Top. Unstable Horizon Painting.  Oil charcoal and graphite on canvas, 80 x 100 cms. 31 x 40 inches.

Below.   from my sketchbook, Achill Island

Unstable horizons

October 9, 2010

The horizon continues to obsess me as it moves in and out of sight with the changes in light.

graphite on arches hot press 56 x 76 cms.

However I am struggling with where to go with all of this.


I finished the big painting I brought with me

and have done several more smaller drawings with zinc white acrylic and graphite

But I return again and again to the horizon and its instability.

Notes from my sketchbook


Capturing the gap between the sky and the sea

September 27, 2010

Lashing rain and a spectacularly stormy night!  The rain was running vertically down the windowpanes as if it was being poured out of a bucket!  This morning from my window the wind is tearing in from the west and the sea is tumultuous, changeable, treacherous.  The colour moves from un-lightened grey to blues to yellow greys.  One second I can see the horizon and the next the line where the sea and sky meet has been rubbed out.  The rain advances in diagonal slashing lines across the fields like an opaque layer of air obscuring my view of the water, and always the wind pushing and tossing the trees, its sound battling for supremacy with the noise of the waves.  I thought I was missing the drama of Kerry – was – but no longer!

Now one day later, a calmer morning and as I sit down at my window I  can see a range of mountains on the horizon line!  I have been looking at this view and drawing it for a week thinking that there was just the sea endlessly until it met the sky but now it is interrupted by an undulating blush grey mass cutting into the pale of the sky. So now I have my mountains too!

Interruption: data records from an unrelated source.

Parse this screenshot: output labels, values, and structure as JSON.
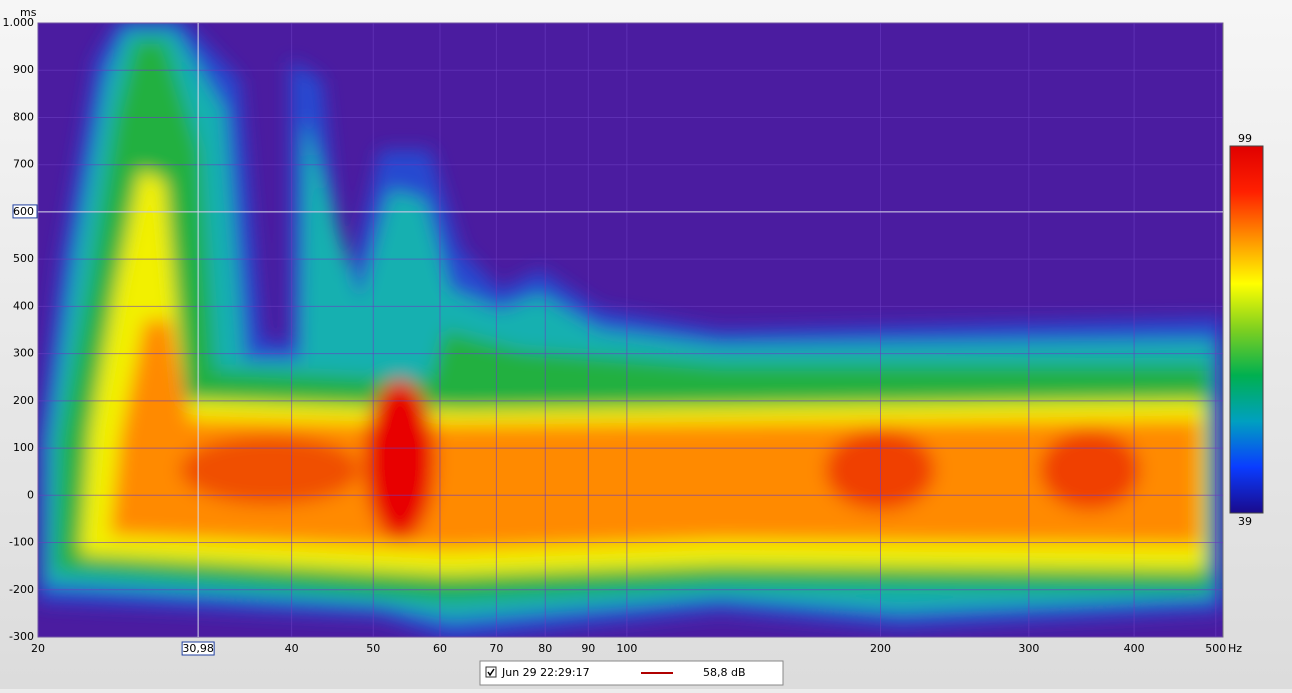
{
  "chart_data": {
    "type": "heatmap",
    "y_label": "ms",
    "x_label": "Hz",
    "xscale": "log",
    "xlim": [
      20,
      510
    ],
    "ylim": [
      -300,
      1000
    ],
    "xticks": [
      20,
      40,
      50,
      60,
      70,
      80,
      90,
      100,
      200,
      300,
      400,
      500
    ],
    "yticks": [
      {
        "value": 1000,
        "label": "1.000"
      },
      900,
      800,
      700,
      600,
      500,
      400,
      300,
      200,
      100,
      0,
      -100,
      -200,
      -300
    ],
    "grid": true,
    "background": "#4b1ca0",
    "cursor": {
      "x": {
        "value": 30.98,
        "label": "30,98"
      },
      "y": 600
    },
    "colorbar": {
      "lim": [
        39,
        99
      ],
      "colors": [
        "#1a0a8c",
        "#0a3cff",
        "#00a0c0",
        "#00b050",
        "#7ed020",
        "#ffff00",
        "#ff9000",
        "#ff2000",
        "#e00000"
      ]
    },
    "series": [
      {
        "name": "Jun 29 22:29:17",
        "color": "#b00000",
        "value": 58.8,
        "value_label": "58,8 dB"
      }
    ]
  }
}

Daily Drawings of my changeable view

Notes from my sketchbook

On Sunday I drove out West.  A much wilder landscape; long straight open roads with sheep wandering on and off the road.  Hills with fringes of dark trees were up ahead and at Bielderg  a strange hillside curving around on itself as it circled the small harbour.

Subverting the line

September 6, 2008

I am still working on painting number three (see Drawing into painting post for the two finished ones) and I like the way the drawing part has centralised into a sort of rolling horizon, rather like the first of the large drawings below. The lines feel as if they are tumbling over one another. I have also been developing the Cill Rialaig Wall sketches and combining them with memories of the walks that I did up to Bolus Head.

The painting is leading me further into investigating just the line which cuts across the centre of the space on a sheet of white paper. I like the idea of constantly subverting that line so that it is always moving, always fluid, a bit like the surface of the sea. The line is pulled and stretched constantly diverted from its apparent aim of slicing the space precisely into two halves.